Personnellement je pense que l’attractivité n’existe pas en soi, c’est-à-dire qu’aucun territoire n’est attractif en soi et qu’en fait l’attractivité se construit par rapport à un projet. On va construire cette attractivité quand on aura bien compris le cahier des charges du projet que l’on souhaite attirer sur son territoire et à partir de là on va faire une offre : cette offre doit correspondre aux éléments différenciant et aux critères qui feront que l’investisseur va faire son choix et donc en fonction de la nature du projet les critères changent. Quand on a un projet pour attirer une usine de production de batteries par exemple et bien il faut un terrain capable de recevoir cette usine, il faut certainement des facilités comme de l’électricité, du gaz etc… Il faut un bassin de recrutement qui permet de recruter des gens compétents, formés, au bon niveau et pas forcément des BAC +10, ça peut être des employés spécialisés, des techniciens supérieurs etc…. à contrario quand on est dans un projet de service, dans la finance et la banque, je ne pense pas qu’une ville comme Périgueux en Dordogne dont je suis natif, soit attractive pour ce genre de projets alors que par exemple des villes comme Nantes, Lyon ou Paris pourraient l’être. Donc tout dépend de la nature du projet, ce qui peut être structurellement un handicap dans un territoire peut être en fin de compte un élément différenciant et favorable dans le cadre de certains projets.

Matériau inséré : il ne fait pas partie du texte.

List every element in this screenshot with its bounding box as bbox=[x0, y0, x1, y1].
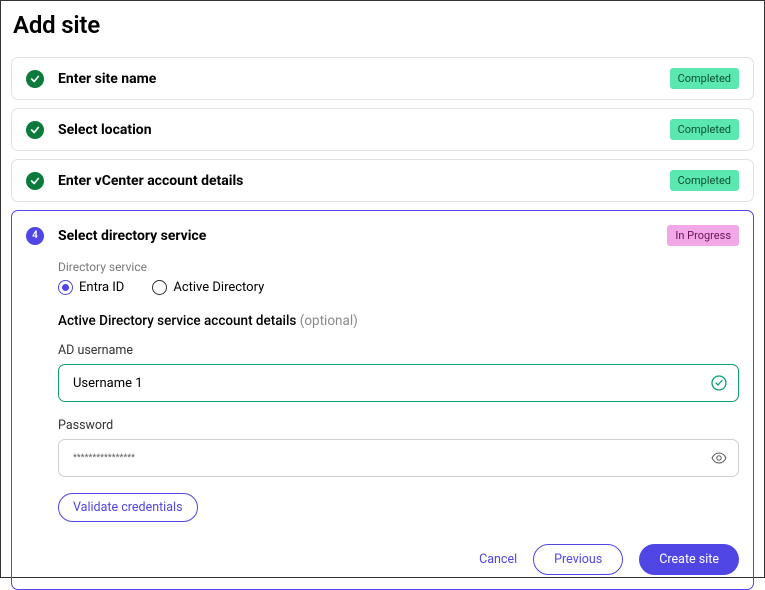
status-badge: In Progress bbox=[667, 225, 739, 246]
step-row-directory-service: 4 Select directory service In Progress D… bbox=[11, 210, 754, 590]
radio-label: Entra ID bbox=[79, 280, 124, 295]
radio-active-directory[interactable]: Active Directory bbox=[152, 280, 264, 295]
check-circle-icon bbox=[26, 172, 44, 190]
page-title: Add site bbox=[13, 11, 754, 39]
footer-actions: Cancel Previous Create site bbox=[26, 544, 739, 575]
status-badge: Completed bbox=[670, 119, 739, 140]
validate-credentials-button[interactable]: Validate credentials bbox=[58, 493, 198, 522]
radio-label: Active Directory bbox=[173, 280, 264, 295]
status-badge: Completed bbox=[670, 68, 739, 89]
ad-username-label: AD username bbox=[58, 343, 739, 358]
status-badge: Completed bbox=[670, 170, 739, 191]
radio-circle-icon bbox=[152, 280, 167, 295]
step-title: Select directory service bbox=[58, 228, 206, 244]
password-label: Password bbox=[58, 418, 739, 433]
password-input[interactable] bbox=[58, 439, 739, 477]
directory-service-label: Directory service bbox=[58, 260, 739, 274]
step-row-vcenter-details[interactable]: Enter vCenter account details Completed bbox=[11, 159, 754, 202]
check-circle-icon bbox=[26, 121, 44, 139]
create-site-button[interactable]: Create site bbox=[639, 544, 739, 575]
cancel-link[interactable]: Cancel bbox=[479, 552, 517, 567]
step-title: Enter vCenter account details bbox=[58, 173, 243, 189]
ad-account-section-title: Active Directory service account details… bbox=[58, 313, 739, 329]
step-number-badge: 4 bbox=[26, 227, 44, 245]
step-title: Enter site name bbox=[58, 71, 156, 87]
radio-entra-id[interactable]: Entra ID bbox=[58, 280, 124, 295]
directory-service-radio-group: Entra ID Active Directory bbox=[58, 280, 739, 295]
step-title: Select location bbox=[58, 122, 152, 138]
check-circle-outline-icon bbox=[711, 375, 727, 391]
step-row-select-location[interactable]: Select location Completed bbox=[11, 108, 754, 151]
previous-button[interactable]: Previous bbox=[533, 544, 623, 575]
check-circle-icon bbox=[26, 70, 44, 88]
step-row-enter-site-name[interactable]: Enter site name Completed bbox=[11, 57, 754, 100]
radio-circle-icon bbox=[58, 280, 73, 295]
ad-username-input[interactable] bbox=[58, 364, 739, 402]
eye-icon[interactable] bbox=[711, 450, 727, 466]
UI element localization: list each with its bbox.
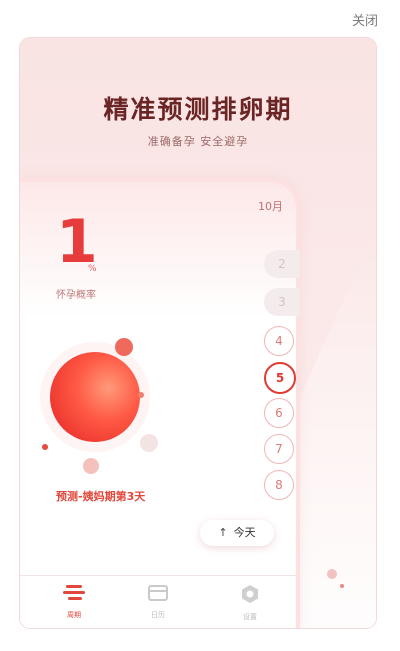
today-button[interactable]: ↑ 今天	[200, 520, 274, 546]
nav-label: 日历	[151, 611, 165, 619]
close-button[interactable]: 关闭	[352, 10, 378, 29]
phone-screen-preview: 10月 1 % 怀孕概率 预测-姨妈期第3天 2 3 4 5 6 7 8 ↑ 今天	[20, 182, 300, 628]
day-item[interactable]: 6	[264, 398, 294, 428]
nav-label: 设置	[243, 613, 257, 621]
day-item[interactable]: 8	[264, 470, 294, 500]
promo-headline: 精准预测排卵期	[103, 95, 293, 124]
promo-subtitle: 准确备孕 安全避孕	[147, 135, 249, 148]
bubble	[83, 458, 99, 474]
status-text: 预测-姨妈期第3天	[56, 490, 146, 503]
cycle-orb	[50, 352, 140, 442]
bubble	[115, 338, 133, 356]
bubble	[140, 434, 158, 452]
nav-item-cycle[interactable]: 周期	[54, 584, 94, 620]
bubble	[138, 392, 144, 398]
nav-item-calendar[interactable]: 日历	[138, 584, 178, 620]
probability-label: 怀孕概率	[56, 290, 96, 301]
day-item-selected[interactable]: 5	[264, 362, 296, 394]
settings-icon	[242, 585, 258, 603]
probability-value: 1	[56, 207, 98, 277]
day-item[interactable]: 4	[264, 326, 294, 356]
day-item[interactable]: 2	[264, 250, 300, 278]
month-label: 10月	[258, 200, 283, 213]
day-item[interactable]: 3	[264, 288, 300, 316]
bubble	[42, 444, 48, 450]
probability-unit: %	[88, 264, 97, 274]
arrow-up-icon: ↑	[218, 526, 228, 539]
today-label: 今天	[233, 526, 256, 539]
bottom-nav: 周期 日历 设置	[20, 575, 296, 628]
nav-item-settings[interactable]: 设置	[230, 584, 270, 622]
nav-label: 周期	[67, 611, 81, 619]
decor-dot	[340, 584, 344, 588]
day-item[interactable]: 7	[264, 434, 294, 464]
decor-dot	[327, 569, 337, 579]
calendar-icon	[148, 585, 168, 601]
cycle-icon	[63, 585, 85, 600]
promo-card: 精准预测排卵期 准确备孕 安全避孕 10月 1 % 怀孕概率 预测-姨妈期第3天…	[20, 38, 376, 628]
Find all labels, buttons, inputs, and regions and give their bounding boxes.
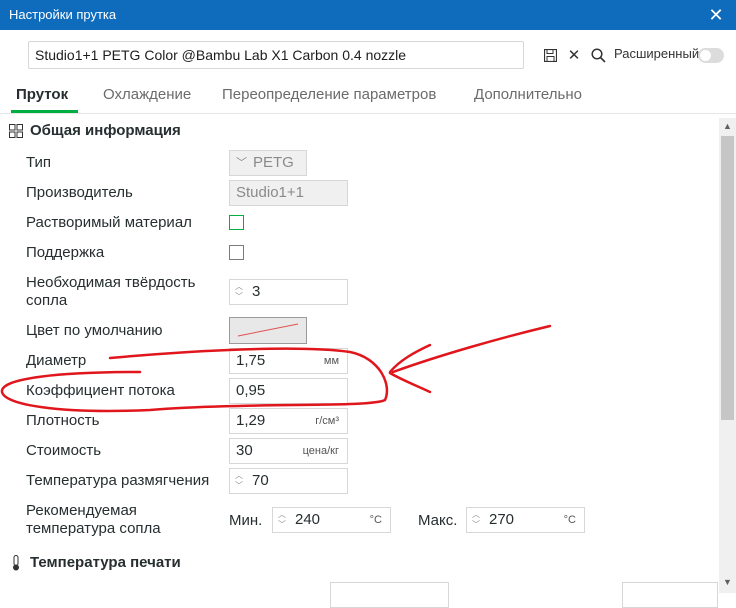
nozzle-temp-min-value: 240 [295, 511, 321, 528]
softening-temp-stepper[interactable]: ︿ ﹀ 70 [229, 468, 348, 494]
nozzle-temp-min-label: Мин. [229, 512, 263, 529]
tab-divider [0, 113, 736, 114]
soluble-checkbox[interactable] [229, 215, 244, 230]
diameter-unit: мм [323, 355, 339, 367]
chevron-down-icon: ﹀ [236, 157, 247, 169]
flow-ratio-label: Коэффициент потока [26, 382, 175, 399]
section-print-temp-header: Температура печати [8, 554, 181, 571]
tab-setting-overrides[interactable]: Переопределение параметров [222, 86, 436, 103]
nozzle-temp-max-value: 270 [489, 511, 515, 528]
diameter-label: Диаметр [26, 352, 87, 369]
nozzle-temp-max-unit: °C [563, 514, 576, 526]
close-icon[interactable]: ✕ [565, 45, 583, 65]
scroll-up-icon[interactable]: ▲ [719, 121, 736, 131]
density-label: Плотность [26, 412, 100, 429]
nozzle-temp-min-unit: °C [369, 514, 382, 526]
vendor-label: Производитель [26, 184, 133, 201]
density-input[interactable]: 1,29 г/см³ [229, 408, 348, 434]
nozzle-hardness-label: Необходимая твёрдость сопла [26, 274, 196, 310]
scrollbar-thumb[interactable] [721, 136, 734, 420]
spin-arrows-icon[interactable]: ︿ ﹀ [470, 510, 482, 530]
nozzle-hardness-value: 3 [252, 283, 261, 300]
support-checkbox[interactable] [229, 245, 244, 260]
cost-label: Стоимость [26, 442, 102, 459]
section-general-title: Общая информация [30, 122, 181, 139]
advanced-mode-label: Расширенный [614, 46, 700, 61]
cost-value: 30 [236, 442, 253, 459]
nozzle-temp-label-line1: Рекомендуемая [26, 502, 137, 519]
vendor-value: Studio1+1 [236, 184, 304, 201]
spin-arrows-icon[interactable]: ︿ ﹀ [233, 282, 245, 302]
nozzle-temp-max-label: Макс. [418, 512, 458, 529]
vendor-input[interactable]: Studio1+1 [229, 180, 348, 206]
support-label: Поддержка [26, 244, 105, 261]
density-value: 1,29 [236, 412, 266, 429]
partial-field-2[interactable] [622, 582, 718, 608]
nozzle-hardness-stepper[interactable]: ︿ ﹀ 3 [229, 279, 348, 305]
type-label: Тип [26, 154, 52, 171]
type-value: PETG [253, 154, 294, 171]
flow-ratio-value: 0,95 [236, 382, 266, 399]
vertical-scrollbar[interactable]: ▲ ▼ [719, 118, 736, 593]
spin-arrows-icon[interactable]: ︿ ﹀ [276, 510, 288, 530]
type-select[interactable]: ﹀ PETG [229, 150, 307, 176]
tab-filament[interactable]: Пруток [16, 86, 68, 103]
nozzle-temp-max-stepper[interactable]: ︿ ﹀ 270 °C [466, 507, 585, 533]
diameter-value: 1,75 [236, 352, 266, 369]
cost-unit: цена/кг [302, 445, 339, 457]
default-color-label: Цвет по умолчанию [26, 322, 163, 339]
density-unit: г/см³ [315, 415, 339, 427]
nozzle-temp-label: Рекомендуемая температура сопла [26, 502, 161, 538]
window-title: Настройки прутка [9, 7, 117, 22]
tab-cooling[interactable]: Охлаждение [103, 86, 191, 103]
default-color-swatch[interactable] [229, 317, 307, 344]
section-general-header: Общая информация [8, 122, 181, 139]
diameter-input[interactable]: 1,75 мм [229, 348, 348, 374]
search-icon[interactable] [589, 45, 607, 65]
scroll-down-icon[interactable]: ▼ [719, 577, 736, 587]
advanced-mode-toggle[interactable] [698, 48, 724, 63]
title-bar: Настройки прутка ✕ [0, 0, 736, 30]
softening-temp-label: Температура размягчения [26, 472, 210, 489]
nozzle-hardness-label-line2: сопла [26, 292, 68, 309]
thermometer-icon [8, 554, 24, 571]
nozzle-temp-label-line2: температура сопла [26, 520, 161, 537]
flow-ratio-input[interactable]: 0,95 [229, 378, 348, 404]
partial-field-1[interactable] [330, 582, 449, 608]
section-print-temp-title: Температура печати [30, 554, 181, 571]
cost-input[interactable]: 30 цена/кг [229, 438, 348, 464]
window-close-icon[interactable]: ✕ [696, 0, 736, 30]
grid-icon [8, 123, 24, 139]
save-icon[interactable] [541, 45, 559, 65]
spin-arrows-icon[interactable]: ︿ ﹀ [233, 471, 245, 491]
soluble-label: Растворимый материал [26, 214, 192, 231]
tab-advanced[interactable]: Дополнительно [474, 86, 582, 103]
nozzle-temp-min-stepper[interactable]: ︿ ﹀ 240 °C [272, 507, 391, 533]
preset-name-input[interactable]: Studio1+1 PETG Color @Bambu Lab X1 Carbo… [28, 41, 524, 69]
nozzle-hardness-label-line1: Необходимая твёрдость [26, 274, 196, 291]
softening-temp-value: 70 [252, 472, 269, 489]
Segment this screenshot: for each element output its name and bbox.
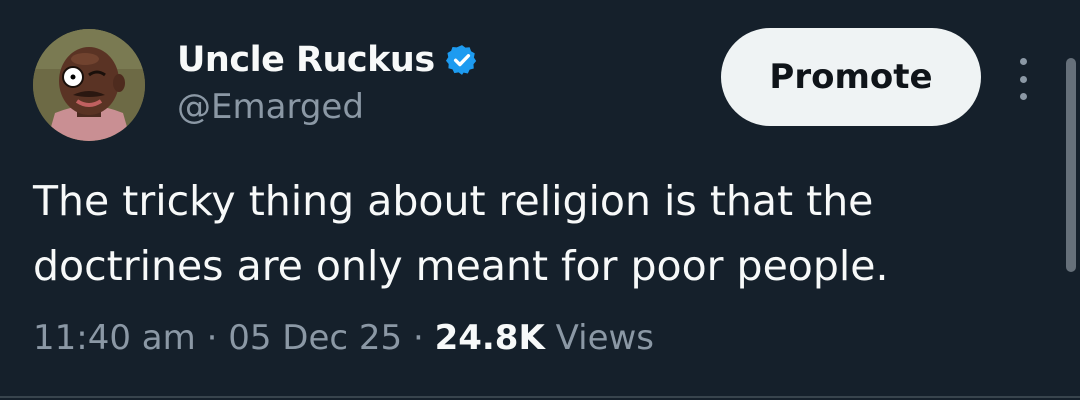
meta-separator: · [206,318,218,358]
more-dot [1019,75,1027,83]
verified-badge-icon[interactable] [445,43,479,77]
more-options-icon[interactable] [1011,58,1035,100]
tweet-text: The tricky thing about religion is that … [33,169,1033,299]
views-label: Views [555,318,655,358]
tweet-text-line: doctrines are only meant for poor people… [33,242,889,290]
more-dot [1019,93,1027,100]
tweet-text-line: The tricky thing about religion is that … [33,177,874,225]
promote-button[interactable]: Promote [721,28,981,126]
divider [0,396,1080,398]
more-dot [1019,58,1027,65]
tweet-time[interactable]: 11:40 am [33,318,196,358]
avatar-image [33,29,145,141]
tweet-date[interactable]: 05 Dec 25 [228,318,402,358]
author-handle[interactable]: @Emarged [177,87,364,127]
avatar[interactable] [33,29,145,141]
views-count[interactable]: 24.8K [435,318,545,358]
author-name[interactable]: Uncle Ruckus [177,40,479,80]
author-name-text[interactable]: Uncle Ruckus [177,40,435,80]
tweet-meta: 11:40 am · 05 Dec 25 · 24.8K Views [33,318,654,358]
scrollbar[interactable] [1066,58,1076,272]
meta-separator: · [412,318,424,358]
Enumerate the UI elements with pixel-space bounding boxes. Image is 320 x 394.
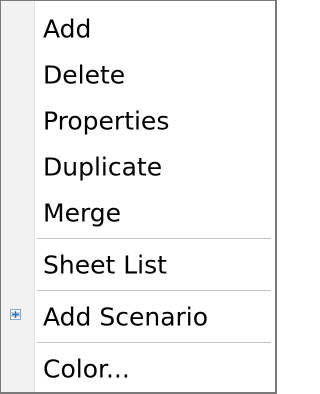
- menu-item-merge[interactable]: Merge: [1, 191, 275, 235]
- menu-item-label: Add: [43, 14, 92, 44]
- menu-item-label: Merge: [43, 198, 122, 228]
- menu-item-add[interactable]: Add: [1, 7, 275, 51]
- sheet-context-menu: Add Delete Properties Duplicate Merge Sh…: [0, 0, 277, 394]
- menu-separator: [37, 290, 271, 291]
- menu-item-delete[interactable]: Delete: [1, 53, 275, 97]
- menu-item-label: Sheet List: [43, 250, 167, 280]
- menu-item-duplicate[interactable]: Duplicate: [1, 145, 275, 189]
- menu-item-sheet-list[interactable]: Sheet List: [1, 243, 275, 287]
- menu-item-label: Properties: [43, 106, 170, 136]
- menu-separator: [37, 238, 271, 239]
- menu-item-add-scenario[interactable]: Add Scenario: [1, 295, 275, 339]
- add-scenario-icon: [10, 309, 21, 320]
- menu-item-color[interactable]: Color...: [1, 347, 275, 391]
- menu-item-label: Add Scenario: [43, 302, 209, 332]
- menu-separator: [37, 342, 271, 343]
- menu-item-properties[interactable]: Properties: [1, 99, 275, 143]
- menu-item-label: Delete: [43, 60, 126, 90]
- menu-item-label: Color...: [43, 354, 130, 384]
- menu-item-label: Duplicate: [43, 152, 163, 182]
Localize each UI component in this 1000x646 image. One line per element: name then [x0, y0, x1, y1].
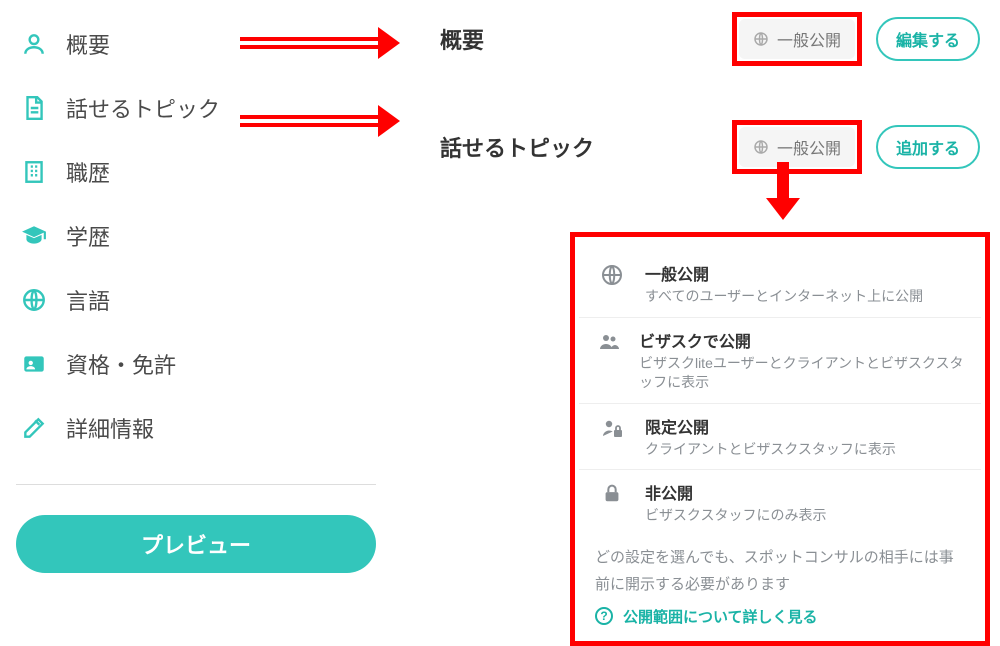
sidebar-item-label: 職歴 [66, 156, 110, 188]
option-desc: ビザスクスタッフにのみ表示 [645, 506, 826, 526]
sidebar-item-label: 言語 [66, 284, 110, 316]
learn-more-label: 公開範囲について詳しく見る [623, 606, 818, 627]
visibility-label: 一般公開 [777, 135, 841, 159]
preview-button[interactable]: プレビュー [16, 515, 376, 573]
globe-icon [753, 31, 769, 47]
content-area: 概要 一般公開 編集する 話せるトピック 一般公開 追加する [440, 12, 980, 228]
sidebar: 概要 話せるトピック 職歴 学歴 言語 資格・免許 詳細情報 [16, 12, 416, 573]
id-card-icon [20, 350, 48, 378]
annotation-arrow [770, 162, 796, 220]
sidebar-item-work-history[interactable]: 職歴 [16, 140, 416, 204]
user-icon [20, 30, 48, 58]
annotation-highlight: 一般公開 [732, 12, 862, 66]
globe-icon [595, 261, 629, 307]
globe-icon [753, 139, 769, 155]
divider [16, 484, 376, 485]
learn-more-link[interactable]: ? 公開範囲について詳しく見る [579, 600, 981, 627]
sidebar-item-label: 資格・免許 [66, 348, 176, 380]
sidebar-item-label: 学歴 [66, 220, 110, 252]
sidebar-item-label: 話せるトピック [66, 92, 220, 124]
lock-icon [595, 480, 629, 526]
visibility-option-public[interactable]: 一般公開 すべてのユーザーとインターネット上に公開 [579, 251, 981, 317]
option-title: 非公開 [645, 480, 826, 504]
sidebar-item-label: 詳細情報 [66, 412, 154, 444]
section-title: 概要 [440, 23, 718, 55]
annotation-arrow [240, 111, 400, 131]
visibility-note: どの設定を選んでも、スポットコンサルの相手には事前に開示する必要があります [579, 536, 981, 600]
annotation-highlight: 一般公開 [732, 120, 862, 174]
visibility-option-limited[interactable]: 限定公開 クライアントとビザスクスタッフに表示 [579, 403, 981, 470]
sidebar-item-education[interactable]: 学歴 [16, 204, 416, 268]
sidebar-item-label: 概要 [66, 28, 110, 60]
section-overview: 概要 一般公開 編集する [440, 12, 980, 66]
add-button[interactable]: 追加する [876, 125, 980, 169]
person-lock-icon [595, 414, 629, 460]
sidebar-item-qualifications[interactable]: 資格・免許 [16, 332, 416, 396]
visibility-option-visasq-public[interactable]: ビザスクで公開 ビザスクliteユーザーとクライアントとビザスクスタッフに表示 [579, 317, 981, 403]
visibility-options-dropdown: 一般公開 すべてのユーザーとインターネット上に公開 ビザスクで公開 ビザスクli… [570, 232, 990, 646]
option-desc: クライアントとビザスクスタッフに表示 [645, 440, 896, 460]
visibility-selector[interactable]: 一般公開 [739, 127, 855, 167]
add-button-label: 追加する [896, 141, 960, 158]
visibility-label: 一般公開 [777, 27, 841, 51]
visibility-selector[interactable]: 一般公開 [739, 19, 855, 59]
globe-icon [20, 286, 48, 314]
preview-button-label: プレビュー [141, 528, 251, 560]
edit-button[interactable]: 編集する [876, 17, 980, 61]
sidebar-item-details[interactable]: 詳細情報 [16, 396, 416, 460]
option-title: 限定公開 [645, 414, 896, 438]
edit-icon [20, 414, 48, 442]
sidebar-item-language[interactable]: 言語 [16, 268, 416, 332]
graduation-icon [20, 222, 48, 250]
help-icon: ? [595, 607, 613, 625]
edit-button-label: 編集する [896, 33, 960, 50]
building-icon [20, 158, 48, 186]
option-title: ビザスクで公開 [639, 328, 965, 352]
option-title: 一般公開 [645, 261, 923, 285]
section-topics: 話せるトピック 一般公開 追加する [440, 120, 980, 174]
section-title: 話せるトピック [440, 131, 718, 163]
option-desc: すべてのユーザーとインターネット上に公開 [645, 287, 923, 307]
document-icon [20, 94, 48, 122]
people-icon [595, 328, 623, 393]
option-desc: ビザスクliteユーザーとクライアントとビザスクスタッフに表示 [639, 354, 965, 393]
annotation-arrow [240, 33, 400, 53]
visibility-option-private[interactable]: 非公開 ビザスクスタッフにのみ表示 [579, 469, 981, 536]
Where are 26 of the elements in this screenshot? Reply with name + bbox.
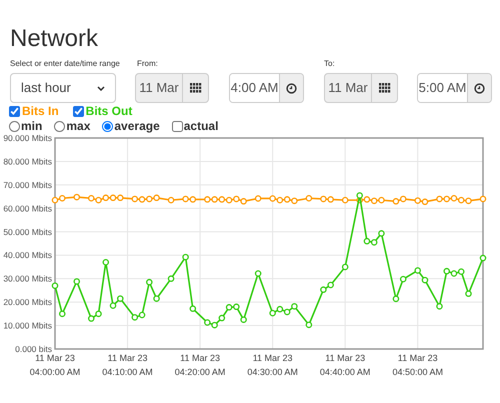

Quel lien faites-vous entre l’intelligence territoriale et la capacité d’un territoire à attirer des investissements étrangers ?
Pour moi l’intelligence territoire en première approche est une déclinaison de l’intelligence économique sur l’espace territorial dans un souci de management de l’information stratégique afin d’anticiper des mutations économiques éventuelles. Et donc si on reprend les 4 piliers fondamentaux de l’intelligence économique et qu’on regarde relativement au territoire et à l’attractivité, sur l’influence c’est d’être capable de disposer de leviers d’influence pour effectivement amener l’investisseur à investir sur son territoire et comprendre sa mécanique de raisonnement, sur l’aspect surveillance c’est d’être capable de savoir quels sont les investisseurs qui sont prêts à investir et pour quels types de projets ? afin de pouvoir être les premiers à avoir ces informations stratégiques et pouvoir se positionner puisque souvent il y a une compétition internationale concernant le positionnement, ensuite il y a la sécurité économique et donc là c’est d’être capable en termes d’intelligence territoriale de promouvoir une politique territoriale de sécurité dans le management de l’information et puis le dernier volet qu’on néglige souvent qui est le management de l’intelligence collective associé au management des connaissances. Le management des connaissances est d’assurer une mémoire à ce qui s’est passé sur le territoire pour ne pas être obligés de refaire en permanence les mêmes choses, donc c’est d’établir un diagnostic territorial : ressources, compétences, réseaux etc… et de le mettre à jour, cela relève de l’intelligence territoriale puisque c’est de la maîtrise de l’information stratégique.
Salim Berahrah et Naomi Houndjo, Master 2 VSOC
[1] François, L. (2008). Intelligence territoriale: l’intelligence économique appliquée au territoire. Lavoisier.
[2] Coussi, O. & Auroy, P., (2018), Intelligence économique des territoires. Théories & pratiques, CNER, Paris, 240 p.